Örneğin bir Ermeni vatandaşın çoğunluk olan Türklerden olması olanaksız olduğu gibi, olması da gerekmiyor. Türk nasıl Türklüğünden memnunsa o da Ermeniliğinden memnundur.
Ya da bir sosyalist, çoğunluk gibi milliyetçi muhafazakar olmak zorunda değildir. O dünya görüşünün de, sahip olduğu ideolojinin de doğru olduğunu düşünmektedir ve başka bir düşünceye zorlanamaz. Ama ne var ki bu sahip olunan kimlikler onu yaşamda türlü olumsuzluklarla karşı karşıya getirir. En azından fırsat eşitsizliği yaratır.

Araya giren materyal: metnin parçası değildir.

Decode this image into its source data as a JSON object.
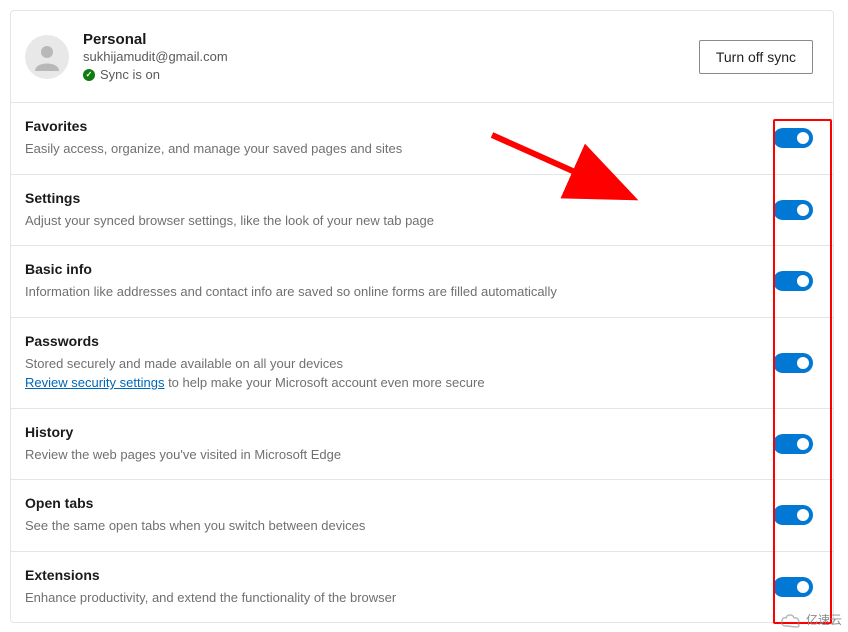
{
  "profile": {
    "name": "Personal",
    "email": "sukhijamudit@gmail.com",
    "sync_status": "Sync is on"
  },
  "turnoff_label": "Turn off sync",
  "sections": [
    {
      "title": "Favorites",
      "desc": "Easily access, organize, and manage your saved pages and sites"
    },
    {
      "title": "Settings",
      "desc": "Adjust your synced browser settings, like the look of your new tab page"
    },
    {
      "title": "Basic info",
      "desc": "Information like addresses and contact info are saved so online forms are filled automatically"
    },
    {
      "title": "Passwords",
      "desc_pre": "Stored securely and made available on all your devices",
      "link": "Review security settings",
      "desc_post": " to help make your Microsoft account even more secure"
    },
    {
      "title": "History",
      "desc": "Review the web pages you've visited in Microsoft Edge"
    },
    {
      "title": "Open tabs",
      "desc": "See the same open tabs when you switch between devices"
    },
    {
      "title": "Extensions",
      "desc": "Enhance productivity, and extend the functionality of the browser"
    }
  ],
  "watermark": "亿速云"
}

Ötekileri anlayabilmek için empati yapmak, kendini onların yerine koyup yaşadıkları zorlukları algılayabilmek gerekir.
Toplumun empati yapabilir düzeye gelmesi, ötekilerin sorunları için atılmış bir adım olacaktır ama ne yazık ki empatiden uzak bir toplumuz.
Farklılıkları zenginlik olarak görmek ve sahiplenmeyi bir yana bırakalım, hoşgörü ve anlayışla yaklaşmaktan bile yoksunuz.

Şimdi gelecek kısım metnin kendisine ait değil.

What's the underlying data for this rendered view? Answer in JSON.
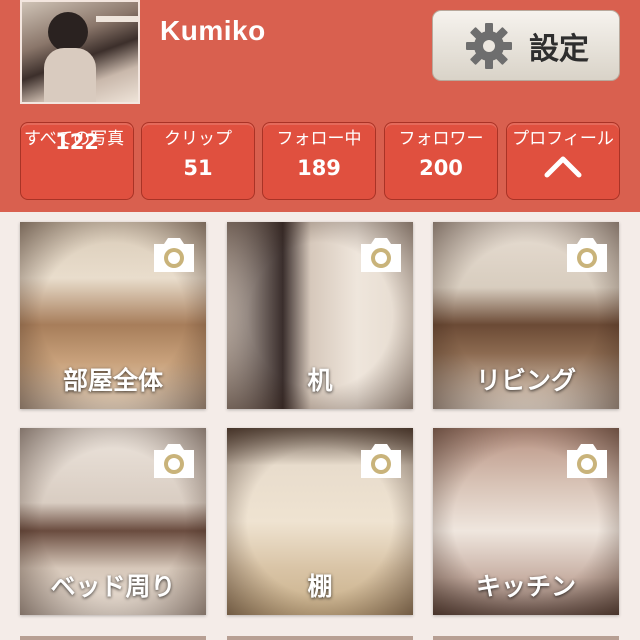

Ve siyasi egemenlerin göstermelik el uzatmalarıyla çözülecek bir sorun da değildir bu. İçten, samimi ve geçici olmayan bir kucaklaşma gereklidir ki maalesef buna çok uzağız.
Ötekilikten daha beter durumu da var. Ötekinin ötekisi olmak.

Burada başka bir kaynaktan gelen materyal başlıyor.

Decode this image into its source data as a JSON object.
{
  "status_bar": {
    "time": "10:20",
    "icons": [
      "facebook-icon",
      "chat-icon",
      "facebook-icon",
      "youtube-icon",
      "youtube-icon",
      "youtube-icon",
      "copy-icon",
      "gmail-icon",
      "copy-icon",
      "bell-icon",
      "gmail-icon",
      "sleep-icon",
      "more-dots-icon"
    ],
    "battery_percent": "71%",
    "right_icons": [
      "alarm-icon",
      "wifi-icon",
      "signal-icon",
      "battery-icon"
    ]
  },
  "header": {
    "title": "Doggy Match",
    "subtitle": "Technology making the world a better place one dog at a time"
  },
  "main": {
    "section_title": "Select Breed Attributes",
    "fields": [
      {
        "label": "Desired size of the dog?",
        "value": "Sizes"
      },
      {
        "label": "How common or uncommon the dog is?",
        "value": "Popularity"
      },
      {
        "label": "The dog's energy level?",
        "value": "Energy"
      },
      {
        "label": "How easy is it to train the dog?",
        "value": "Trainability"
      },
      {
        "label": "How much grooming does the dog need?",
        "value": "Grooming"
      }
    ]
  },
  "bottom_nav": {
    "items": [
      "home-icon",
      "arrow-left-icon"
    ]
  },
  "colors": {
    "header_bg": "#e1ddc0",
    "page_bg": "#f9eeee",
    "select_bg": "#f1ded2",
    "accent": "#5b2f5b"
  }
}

Örneğin hem gayrimüslim, hem ateist, hem komünist hem de eşcinsel olmak gibi.
Böylesinin işi bütün ötekilerden zor. Böyle bir durumda herhalde bu ülke yaşanılmaz olurdu.
Aşağıdaki dörtlük Serkan Engin tarafından çeşitli dillerde ötekiler için yazılmış. Ben 4 dili veriyorum:
BÜTÜN ÖTEKİLER BENİM
Alevi Eşcinsel bir Zenciyim
Ateist Travesti bir Mohikanım
Dersimli bir Laz, Lazistanlı bir Kürdüm
Berlinli bir Pigme, Kongolu bir Germenim
Serkan Engin
Ê DIN GÎ EZIM
Ez reşike kî êlevî û hevgayim
Ez Mohîkane kî travestî û bê xudê me
Laz e kî ji Dersime, Kirmance kî ji Lazîstane me
Pîgme kî ji Berlînê, Germene kî jî Kongolê me
MTEL MANJURAPE MA VORE
Alevi, bozobiç´i ar Afrikanuri vore
Ateisti, travesti ar Mohik´ani vore
Dersimuri ar Lazi, Lazonanuri ar kyurdi vore
Berlinuri ar P´igme, K´ongonuri ar Almani vore
YES YEM POLOR AYLERI
Alevi yem, miyaseragan u sevamort
Anhavad serapoğ mı, Mohigan mı
Dersimi meç Laz mın yem, Lezkileri yergırum Kurt mı
Berlinzi Pigme mın yem, Kongoyum Germen mı
—–
Genele egemen olanlar, lokalde “öteki” durumuna düşebilirler.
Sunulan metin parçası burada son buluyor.